Depuis toujours en Chine, la cohésion sociale et l’unité nationale dépendent étroitement de la santé économique du pays. C’est pourquoi, autrefois « le mandat du Ciel », aujourd’hui la poursuite d’une croissance forte, demeurent les objectifs et les obligations du pouvoir politique.

Dans ces conditions, la vie économique ne peut être abandonnée aux fluctuations du marché et doit être pilotée, dans ses anticipations comme dans sa gestion, par le pouvoir politique. Cela vaut, bien sûr, pour le développement interne de la Chine mais, compte tenu de la taille atteinte par l’économie chinoise et de son insertion dans l’économie mondiale, cela vaut aussi pour ses relations commerciales avec ses partenaires.

Après plus de trente ans de succès exceptionnels de la « politique de réforme et d’ouverture », l’économie chinoise est parvenue aux premiers rangs des puissances, ayant désormais le monde comme terrain de jeu.

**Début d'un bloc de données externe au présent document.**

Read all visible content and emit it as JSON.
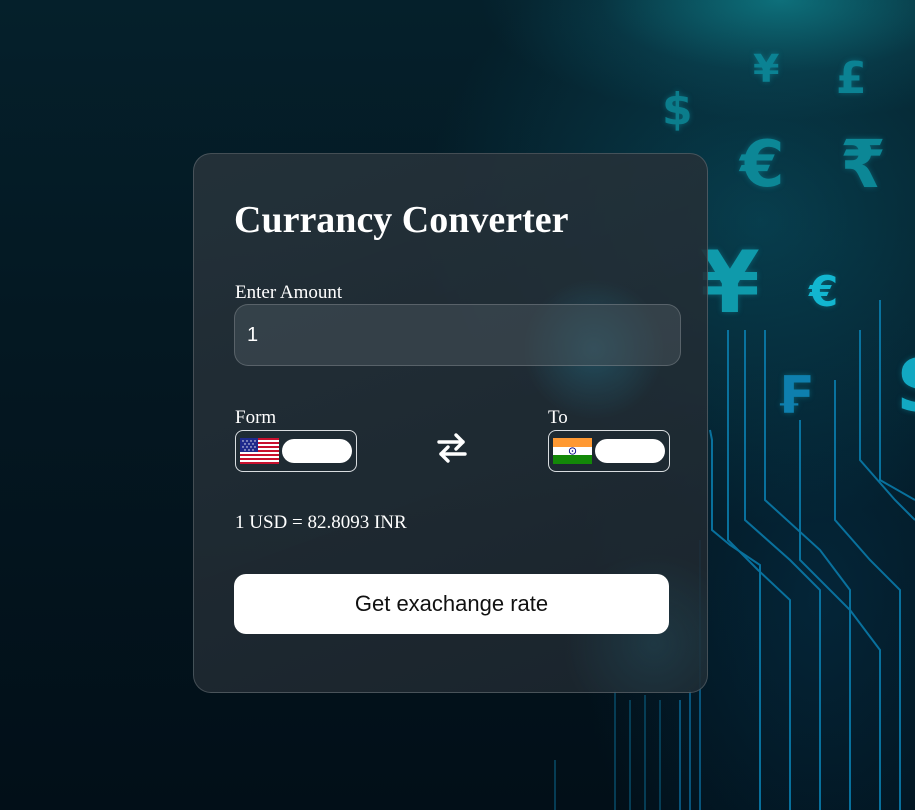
{
  "colors": {
    "accent": "#0e8a99",
    "card_bg": "#1e2a33",
    "text": "#ffffff",
    "button_bg": "#ffffff"
  },
  "background": {
    "symbols": [
      "$",
      "¥",
      "£",
      "€",
      "₹",
      "¥",
      "€",
      "₣",
      "$"
    ]
  },
  "converter": {
    "title": "Currancy Converter",
    "amount_label": "Enter Amount",
    "amount_value": "1",
    "from_label": "Form",
    "to_label": "To",
    "from_flag": "us-flag",
    "to_flag": "india-flag",
    "swap_icon": "swap-arrows-icon",
    "rate_text": "1 USD = 82.8093 INR",
    "button_label": "Get exachange rate"
  }
}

Elle s’est trouvée alors confrontée à cette alternative : soit poursuivre son expansion dans le cadre du système mondial dominant, favorisant toujours les mêmes, privilégiant les zones côtières et les routes maritimes ; soit entreprendre de constituer un « autre système à vocation terrestre », complémentaire du premier et s’efforçant de porter le développement dans les zones délaissées. Après le tournant de la crise de 2008, la Chine a fait le choix, dès 2013, tout en continuant à participer au système maritime existant, de privilégier un nouveau réseau de routes terrestres parcourant le continent eurasiatique à partir des zones frontalières de l’ouest et du sud de la Chine. En réalité, ce choix vise à rééquilibrer le système économique chinois et à « marcher sur ses deux jambes ».

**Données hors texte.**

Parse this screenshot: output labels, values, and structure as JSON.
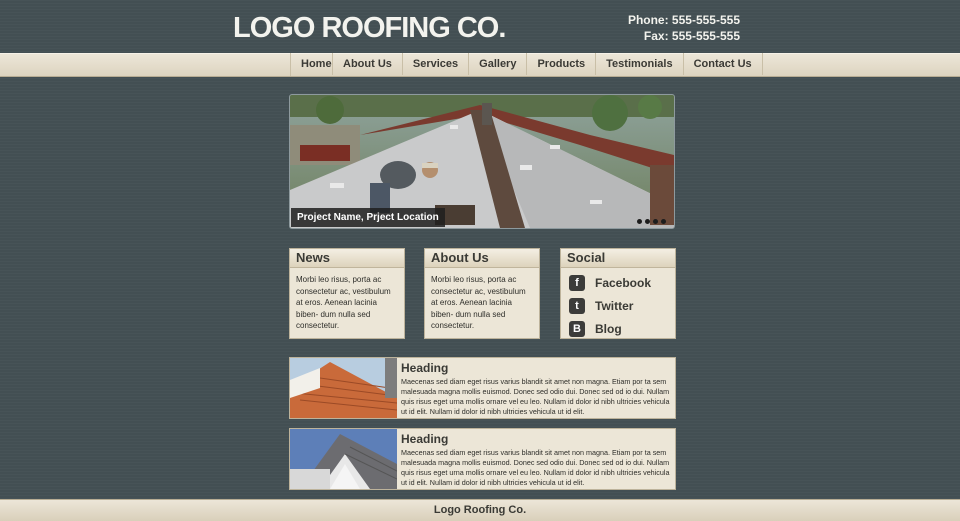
{
  "header": {
    "logo": "LOGO ROOFING CO.",
    "phone": "Phone: 555-555-555",
    "fax": "Fax: 555-555-555"
  },
  "nav": [
    "Home",
    "About Us",
    "Services",
    "Gallery",
    "Products",
    "Testimonials",
    "Contact Us"
  ],
  "slider": {
    "caption": "Project Name, Prject Location",
    "dots": 4
  },
  "news": {
    "title": "News",
    "body": "Morbi leo risus, porta ac consectetur ac, vestibulum at eros. Aenean lacinia biben- dum nulla sed consectetur."
  },
  "about": {
    "title": "About Us",
    "body": "Morbi leo risus, porta ac consectetur ac, vestibulum at eros. Aenean lacinia biben- dum nulla sed consectetur."
  },
  "social": {
    "title": "Social",
    "items": [
      {
        "label": "Facebook",
        "icon": "facebook-icon"
      },
      {
        "label": "Twitter",
        "icon": "twitter-icon"
      },
      {
        "label": "Blog",
        "icon": "blogger-icon"
      }
    ]
  },
  "articles": [
    {
      "heading": "Heading",
      "body": "Maecenas sed diam eget risus varius blandit sit amet non magna. Etiam por ta sem malesuada magna mollis euismod. Donec sed odio dui. Donec sed od io dui. Nullam quis risus eget urna mollis ornare vel eu leo. Nullam id dolor id nibh ultricies vehicula ut id elit. Nullam id dolor id nibh ultricies vehicula ut id elit."
    },
    {
      "heading": "Heading",
      "body": "Maecenas sed diam eget risus varius blandit sit amet non magna. Etiam por ta sem malesuada magna mollis euismod. Donec sed odio dui. Donec sed od io dui. Nullam quis risus eget urna mollis ornare vel eu leo. Nullam id dolor id nibh ultricies vehicula ut id elit. Nullam id dolor id nibh ultricies vehicula ut id elit."
    }
  ],
  "footer": "Logo Roofing Co.",
  "colors": {
    "background": "#434f53",
    "panel": "#ece6d7",
    "text": "#3a3a35"
  }
}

Le projet « Road and Belt Initiative » (RBI) est né de cette quadruple nécessité :

1/ - poursuivre à un rythme jugé suffisant (autour de 6 %) le développement de la Chine ;

2/ - rééquilibrer l’économie chinoise vers les régions (Xinjiang) et provinces du centre et de l’ouest ;

3/ - créer dans les zones terrestres périphériques (Asie centrale) les conditions favorables au développement ;

4/ - reconstituer les routes terrestres (au nord et au sud de la mer Caspienne) pour irriguer le continent eurasiatique et, au-delà, les autres continents.

Un projet d’intérêt mondial

Ce projet, je l’ai déjà dit, est d’abord dans l’intérêt direct, politique et économique, de la Chine ; elle devrait y trouver les points de croissance qui lui sont nécessaires pour poursuivre son développement ; elle pourrait également y gagner en influence dans les pays bénéficiaires de ses entreprises.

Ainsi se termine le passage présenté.